The man came around in front of the headlights—in his red slacks—to join the other two. The headlights were on, the way p
eople drove in the rain. (Clearly, the baggy older one spent less time in air conditioning than the younger two. His suit and socks were bright yellow.) They walked toward the booth, the baggy-suited one in the middle.
As they neared, the man in the yellow suit called, “Hey, in there! Can you hear me…?”
Eric leaned over, unlatched the door, slid off the school, and stepped down. “What can I do for you?” He’d thought about staying inside. The curved glass had made the yellow-suited man look fatter than he was—and the others stronger. But you couldn’t hear too well from inside, and he suspected this would be more complicated than a ticket.
“By midnight tomorrow,” the man in the suit said, “yall gonna close this place up. Pull down the gates. Put a ‘CLOSED’ sign in the ticket window. Yall live upstairs, right? In the apartment over the theater?”
“Yes, sir,” Eric said. Then he frowned. “Hey—are you Mr. Johnston?”
The man frowned back. “I ain’t met you—I don’t think.”
“I saw you back at a town meetin’, ’bout fifteen or twenty years ago, in the Dump. You was havin’ a debate with Robert Kyle.”

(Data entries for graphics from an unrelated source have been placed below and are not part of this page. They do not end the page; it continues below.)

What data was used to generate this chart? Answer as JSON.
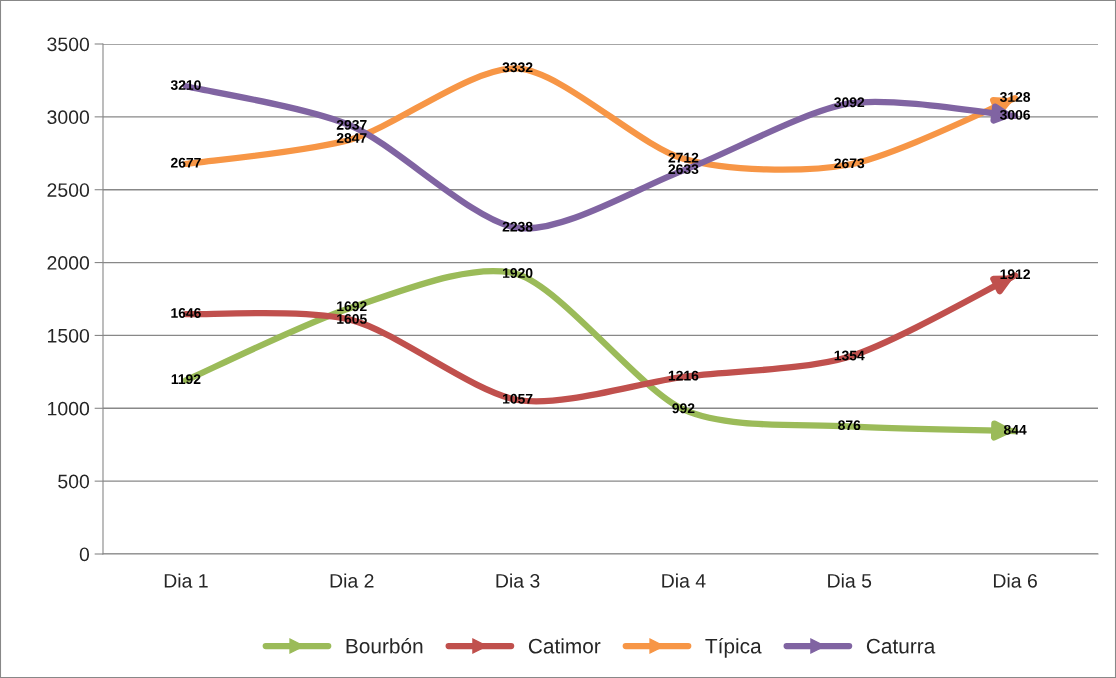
{
  "chart_data": {
    "type": "line",
    "categories": [
      "Dia 1",
      "Dia 2",
      "Dia 3",
      "Dia 4",
      "Dia 5",
      "Dia 6"
    ],
    "series": [
      {
        "name": "Bourbón",
        "color": "#9bbb59",
        "values": [
          1192,
          1692,
          1920,
          992,
          876,
          844
        ]
      },
      {
        "name": "Catimor",
        "color": "#c0504d",
        "values": [
          1646,
          1605,
          1057,
          1216,
          1354,
          1912
        ]
      },
      {
        "name": "Típica",
        "color": "#f79646",
        "values": [
          2677,
          2847,
          3332,
          2712,
          2673,
          3128
        ]
      },
      {
        "name": "Caturra",
        "color": "#8064a2",
        "values": [
          3210,
          2937,
          2238,
          2633,
          3092,
          3006
        ]
      }
    ],
    "ylim": [
      0,
      3500
    ],
    "yticks": [
      0,
      500,
      1000,
      1500,
      2000,
      2500,
      3000,
      3500
    ],
    "grid": "y",
    "legend": "bottom",
    "data_labels": true,
    "marker": "none",
    "line_style": "solid"
  }
}
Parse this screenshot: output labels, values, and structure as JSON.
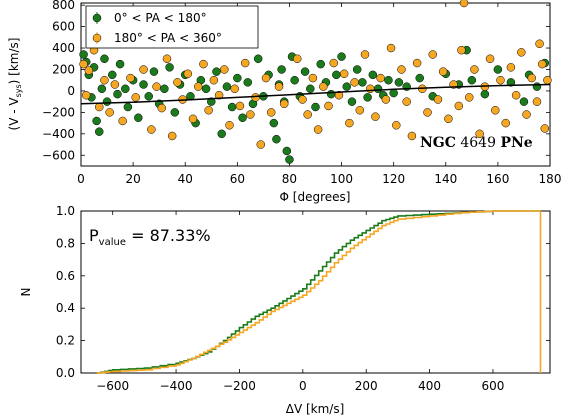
{
  "figure": {
    "top_panel": {
      "title_parts": [
        "NGC",
        " 4649 ",
        "PNe"
      ],
      "xlabel": "Φ [degrees]",
      "ylabel": "(V - V",
      "ylabel_sub": "sys",
      "ylabel_tail": ") [km/s]"
    },
    "bottom_panel": {
      "annotation": "P",
      "annotation_sub": "value",
      "annotation_value": " = 87.33%",
      "xlabel": "ΔV [km/s]",
      "ylabel": "N"
    },
    "legend": [
      {
        "label": "0° < PA < 180°",
        "color": "#1b7a1b"
      },
      {
        "label": "180° < PA < 360°",
        "color": "#f5a623"
      }
    ],
    "colors": {
      "green": "#1b7a1b",
      "orange": "#f5a623",
      "trend": "#000000"
    }
  },
  "chart_data": [
    {
      "type": "scatter",
      "xlabel": "Φ [degrees]",
      "ylabel": "(V - Vsys) [km/s]",
      "xlim": [
        0,
        180
      ],
      "ylim": [
        -700,
        820
      ],
      "xticks": [
        0,
        20,
        40,
        60,
        80,
        100,
        120,
        140,
        160,
        180
      ],
      "yticks": [
        -600,
        -400,
        -200,
        0,
        200,
        400,
        600,
        800
      ],
      "series": [
        {
          "name": "0° < PA < 180°",
          "color": "#1b7a1b",
          "points": [
            [
              1,
              340
            ],
            [
              2,
              270
            ],
            [
              3,
              150
            ],
            [
              4,
              -60
            ],
            [
              5,
              220
            ],
            [
              6,
              -280
            ],
            [
              7,
              -380
            ],
            [
              8,
              20
            ],
            [
              9,
              300
            ],
            [
              10,
              -100
            ],
            [
              12,
              150
            ],
            [
              14,
              -30
            ],
            [
              15,
              250
            ],
            [
              17,
              20
            ],
            [
              18,
              -150
            ],
            [
              20,
              100
            ],
            [
              22,
              -250
            ],
            [
              24,
              60
            ],
            [
              26,
              -50
            ],
            [
              28,
              180
            ],
            [
              30,
              -120
            ],
            [
              32,
              20
            ],
            [
              34,
              220
            ],
            [
              36,
              -200
            ],
            [
              38,
              60
            ],
            [
              40,
              150
            ],
            [
              42,
              -50
            ],
            [
              44,
              -300
            ],
            [
              46,
              100
            ],
            [
              48,
              20
            ],
            [
              50,
              -100
            ],
            [
              52,
              180
            ],
            [
              54,
              -400
            ],
            [
              56,
              40
            ],
            [
              58,
              -150
            ],
            [
              60,
              120
            ],
            [
              62,
              -250
            ],
            [
              64,
              80
            ],
            [
              66,
              -120
            ],
            [
              68,
              300
            ],
            [
              70,
              -50
            ],
            [
              72,
              150
            ],
            [
              74,
              -300
            ],
            [
              75,
              -450
            ],
            [
              76,
              60
            ],
            [
              77,
              200
            ],
            [
              78,
              -100
            ],
            [
              79,
              -560
            ],
            [
              80,
              -640
            ],
            [
              81,
              320
            ],
            [
              82,
              100
            ],
            [
              84,
              -50
            ],
            [
              86,
              180
            ],
            [
              88,
              20
            ],
            [
              90,
              -150
            ],
            [
              92,
              250
            ],
            [
              94,
              80
            ],
            [
              96,
              -30
            ],
            [
              98,
              150
            ],
            [
              100,
              320
            ],
            [
              102,
              40
            ],
            [
              104,
              -100
            ],
            [
              106,
              200
            ],
            [
              108,
              80
            ],
            [
              110,
              -60
            ],
            [
              112,
              150
            ],
            [
              114,
              20
            ],
            [
              116,
              -40
            ],
            [
              118,
              100
            ],
            [
              120,
              -20
            ],
            [
              122,
              80
            ],
            [
              125,
              40
            ],
            [
              130,
              120
            ],
            [
              135,
              -50
            ],
            [
              140,
              160
            ],
            [
              145,
              60
            ],
            [
              148,
              380
            ],
            [
              150,
              100
            ],
            [
              155,
              -30
            ],
            [
              160,
              200
            ],
            [
              165,
              80
            ],
            [
              170,
              -100
            ],
            [
              172,
              150
            ],
            [
              175,
              40
            ],
            [
              178,
              260
            ]
          ]
        },
        {
          "name": "180° < PA < 360°",
          "color": "#f5a623",
          "points": [
            [
              1,
              250
            ],
            [
              2,
              -40
            ],
            [
              3,
              190
            ],
            [
              5,
              380
            ],
            [
              7,
              -150
            ],
            [
              9,
              100
            ],
            [
              11,
              -200
            ],
            [
              13,
              60
            ],
            [
              16,
              -280
            ],
            [
              19,
              120
            ],
            [
              21,
              -60
            ],
            [
              24,
              200
            ],
            [
              27,
              -360
            ],
            [
              29,
              40
            ],
            [
              31,
              -160
            ],
            [
              33,
              300
            ],
            [
              35,
              -420
            ],
            [
              37,
              80
            ],
            [
              39,
              -80
            ],
            [
              41,
              160
            ],
            [
              43,
              -260
            ],
            [
              45,
              40
            ],
            [
              47,
              250
            ],
            [
              49,
              -180
            ],
            [
              51,
              100
            ],
            [
              53,
              -40
            ],
            [
              55,
              200
            ],
            [
              57,
              -320
            ],
            [
              59,
              20
            ],
            [
              61,
              -140
            ],
            [
              63,
              260
            ],
            [
              65,
              -220
            ],
            [
              67,
              -60
            ],
            [
              69,
              -500
            ],
            [
              71,
              120
            ],
            [
              73,
              -200
            ],
            [
              76,
              40
            ],
            [
              78,
              -120
            ],
            [
              83,
              300
            ],
            [
              85,
              -80
            ],
            [
              87,
              -220
            ],
            [
              89,
              120
            ],
            [
              91,
              -360
            ],
            [
              93,
              40
            ],
            [
              95,
              -140
            ],
            [
              97,
              260
            ],
            [
              99,
              -40
            ],
            [
              101,
              160
            ],
            [
              103,
              -300
            ],
            [
              105,
              80
            ],
            [
              107,
              -180
            ],
            [
              109,
              340
            ],
            [
              111,
              20
            ],
            [
              113,
              -240
            ],
            [
              115,
              120
            ],
            [
              117,
              -80
            ],
            [
              119,
              400
            ],
            [
              121,
              -320
            ],
            [
              123,
              200
            ],
            [
              125,
              -100
            ],
            [
              127,
              -420
            ],
            [
              129,
              260
            ],
            [
              131,
              20
            ],
            [
              133,
              -200
            ],
            [
              135,
              340
            ],
            [
              137,
              -80
            ],
            [
              139,
              180
            ],
            [
              141,
              -260
            ],
            [
              143,
              60
            ],
            [
              145,
              -140
            ],
            [
              146,
              380
            ],
            [
              147,
              820
            ],
            [
              149,
              -60
            ],
            [
              151,
              200
            ],
            [
              153,
              -400
            ],
            [
              155,
              40
            ],
            [
              157,
              300
            ],
            [
              159,
              -180
            ],
            [
              161,
              100
            ],
            [
              163,
              -300
            ],
            [
              165,
              220
            ],
            [
              167,
              -40
            ],
            [
              169,
              360
            ],
            [
              171,
              -220
            ],
            [
              173,
              120
            ],
            [
              175,
              -100
            ],
            [
              176,
              440
            ],
            [
              177,
              250
            ],
            [
              178,
              -350
            ],
            [
              179,
              100
            ]
          ]
        }
      ],
      "trend": {
        "name": "",
        "color": "#000000",
        "points": [
          [
            0,
            -120
          ],
          [
            20,
            -105
          ],
          [
            40,
            -85
          ],
          [
            60,
            -60
          ],
          [
            80,
            -35
          ],
          [
            100,
            -10
          ],
          [
            120,
            15
          ],
          [
            140,
            35
          ],
          [
            160,
            50
          ],
          [
            180,
            60
          ]
        ]
      }
    },
    {
      "type": "line",
      "xlabel": "ΔV [km/s]",
      "ylabel": "N",
      "xlim": [
        -700,
        780
      ],
      "ylim": [
        0,
        1.0
      ],
      "xticks": [
        -600,
        -400,
        -200,
        0,
        200,
        400,
        600
      ],
      "yticks": [
        0.0,
        0.2,
        0.4,
        0.6,
        0.8,
        1.0
      ],
      "series": [
        {
          "name": "0° < PA < 180°",
          "color": "#1b7a1b",
          "x": [
            -650,
            -600,
            -500,
            -400,
            -350,
            -300,
            -250,
            -200,
            -150,
            -100,
            -50,
            0,
            50,
            100,
            150,
            200,
            250,
            300,
            400,
            500,
            600,
            700,
            750
          ],
          "y": [
            0.0,
            0.02,
            0.03,
            0.06,
            0.09,
            0.13,
            0.2,
            0.28,
            0.35,
            0.4,
            0.46,
            0.52,
            0.63,
            0.74,
            0.82,
            0.88,
            0.94,
            0.97,
            0.98,
            0.99,
            1.0,
            1.0,
            1.0
          ]
        },
        {
          "name": "180° < PA < 360°",
          "color": "#f5a623",
          "x": [
            -650,
            -600,
            -500,
            -400,
            -350,
            -300,
            -250,
            -200,
            -150,
            -100,
            -50,
            0,
            50,
            100,
            150,
            200,
            250,
            300,
            400,
            500,
            600,
            700,
            750
          ],
          "y": [
            0.0,
            0.01,
            0.02,
            0.05,
            0.09,
            0.14,
            0.19,
            0.25,
            0.31,
            0.38,
            0.43,
            0.48,
            0.57,
            0.68,
            0.77,
            0.84,
            0.91,
            0.95,
            0.97,
            0.99,
            1.0,
            1.0,
            1.0
          ]
        }
      ]
    }
  ]
}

“Oh,” the man said. “Oh, yeah—starry-eyed coon with way, way too much money, who thinks there ain’t nothin’ more important than the lives of some crazy black faggots.” He grunted.
Though he was surprised, Eric laughed. “If you are one—a black faggot, I mean—that can seem pretty important to you, actually.”
Then, the glass theater doors swung out and, a hand each, momentarily, on door and jamb, Shit stepped onto the sidewalk. “Hey.” Both hands dropped to his sides; the glass closed behind him. “Rudy said you got some people out here stopped by to talk to you. What’s goin’ on—?”
Eric said, “Mr. Johnston here says he wants us to close the Opera House again.”
“I ain’t sayin’ I want yall to close it. Yall gonna close it—by tomorrow midnight—that’s Sunday. And it’s not openin’ Monday. Who’re you?” Then the man in the suit frowned. “Hey. You Haskell’s…kid?”